Guillermo José Garlatti (born 12 July 1940, in Forgaria nel Friuli) is an Argentine prelate of the Catholic Church and was the archbishop of Bahía Blanca from 2004 to 2017. He has been a bishop since 1994.

==Biography==
He was born in Forgaria nel Fiurle, Udine, Northern Italy on 12 July 1940. His parents moved with him to La Plata, Argentina when he was a child, where he completed his primary and secondary education. He is fluent in Spanish, Italian and Latin.

He studied at the local seminary, and was ordained as a priest on 5 July 1964, at St. Cajetan Church. He obtained a degree in Theology at Universidad Católica Argentina and served as Prefect at St. Joseph Seminary.
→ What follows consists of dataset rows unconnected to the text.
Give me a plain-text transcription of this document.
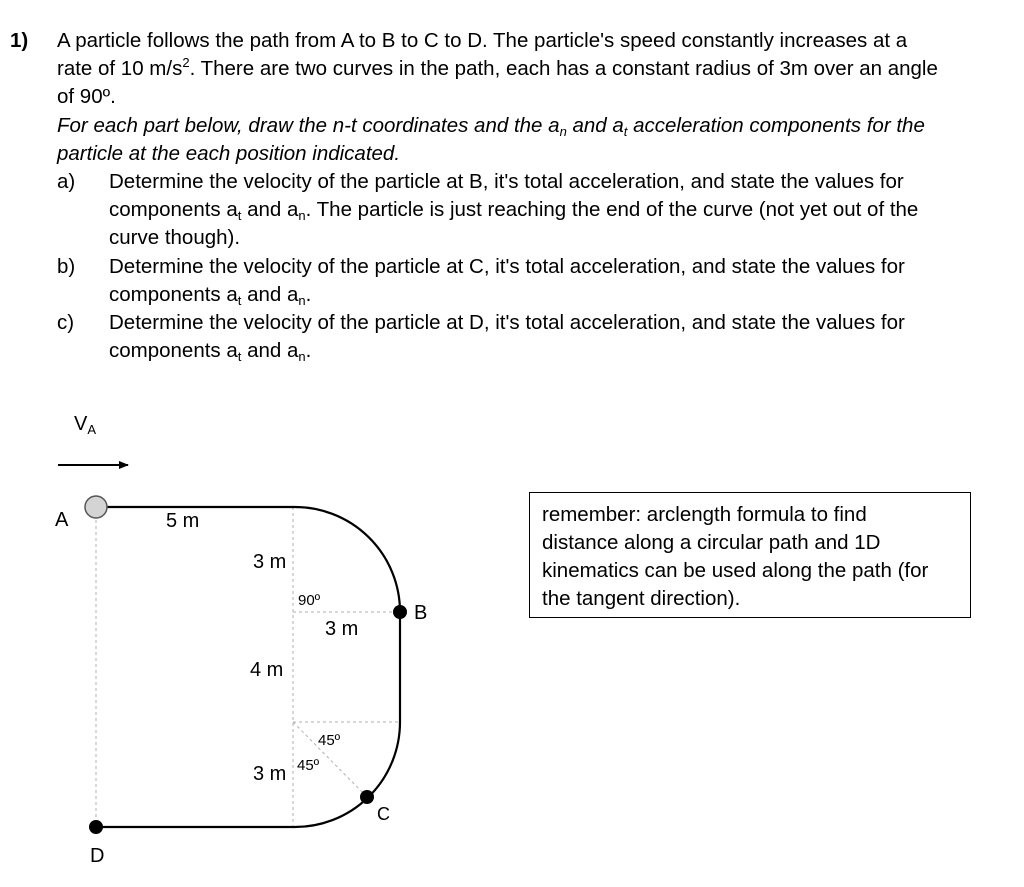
1) A particle follows the path from A to B to C to D. The particle's speed constantly increases at a
rate of 10 $m/s^2$. There are two curves in the path, each has a constant radius of 3m over an angle
of 90º.
For each part below, draw the n-t coordinates and the $a_n$ and $a_t$ acceleration components for the
particle at the each position indicated.
a) Determine the velocity of the particle at B, it's total acceleration, and state the values for
components $a_t$ and $a_n$. The particle is just reaching the end of the curve (not yet out of the
curve though).
b) Determine the velocity of the particle at C, it's total acceleration, and state the values for
components $a_t$ and $a_n$.
c) Determine the velocity of the particle at D, it's total acceleration, and state the values for
components $a_t$ and $a_n$.
$V_A$
A
B
C
D
5 m
3 m
3 m
4 m
3 m
90º
45º
45º
remember: arclength formula to find
distance along a circular path and 1D
kinematics can be used along the path (for
the tangent direction).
He moved to Jerusalem where he completed biblical studies, which he then taught at the Pontifical Biblical Institute in Rome.

He was ordained a bishop in 1994 with title to the ancient see at Acque Regie and serving as auxiliary bishop of the Archdiocese of La Plata. On 20 February 1997, he was named bishop of San Rafael in Mendoza Province, Argentina.

On 11 March 2003, he was named Archbishop of the Archdiocese of Bahía Blanca, succeeding Rómulo García, taking his seat on 10 May 2004. He is an active member of the Argentine National Episcopal Conference. His received his pallium from Pope John Paul II in Saint Peter's Square on 28 June 2004.